Summary on Globalization. Main Outcomes of the Work of the PASS on Globalization
Ed. J.J. Llach
Extra Series 12
Vatican City, 2008
ISBN 978-88-86726-22-1
pp. 108
In the recent past, the Pontifical Academy of Social Sciences has devoted various meetings to analyze and to discuss different aspects of the phase of globalization we are going through. All this work has enabled us to reaffirm that, without ignoring many positive developments carried on by globalization, there is a lack of charity and justice in the world we live in. This may be summarized in general as disproportionate allocations or reallocations of any kind of resources, promises not honored and unequal divisions. At the same time, worldwide, regional or national institutional arrangements and policies have not developed enough so as to give successful answers to these complex challenges. Within the framework of the centennial teachings of the Social Doctrine of the Church, those challenges have been addressed by the renewed appeals to charity and justice made by the Pope, Benedict XVI, in particular in his encyclical Deus Caritas Est.
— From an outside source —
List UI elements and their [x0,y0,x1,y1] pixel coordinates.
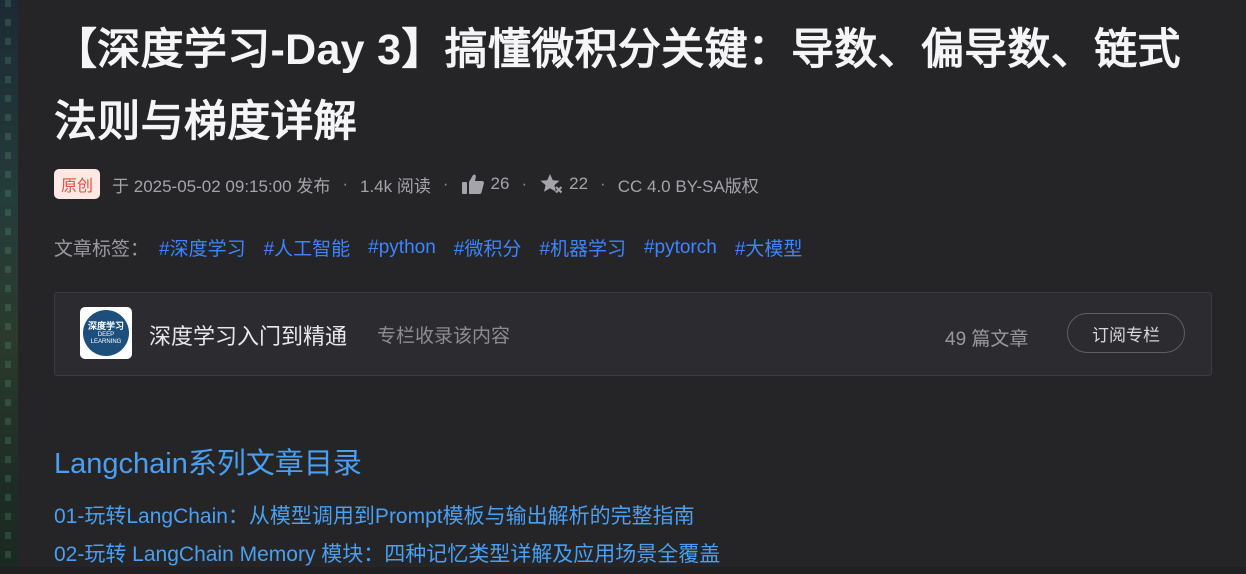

As a contribution to a better understanding of these new realities, the Pontifical Academy of Social Sciences offers this document, organized as follows. The first part is focused on identifying the new signs of the times that we should cautiously read to assess if they enhance or threaten an improved effectiveness of charity and justice in the relations among peoples and nations at the beginning of this new millennium. To better understand the current stage of globalization this section begins with an introductory historical framework that summarizes the main developments of globalization, its governance and the role of the Social Doctrine of the Church since the Second World War. The second part presents a very brief synthesis of the previous work of the Academy on globalization, including recent contributions to the development of the Social Doctrine of the Church made by H.H. Pope Benedict XVI. This section is complemented by an appendix containing guidelines for a better future of this stage of globalization. All along the document we look at the relations between different peoples and nations, the developed and the developing, the emerging and the poor, from the point of view of the virtues of charity and justice. We ask ourselves whether these relations, in the light of the Social Doctrine of the Church, can become more just, fairer, and more peaceful, and what the route should be to achieve such ends.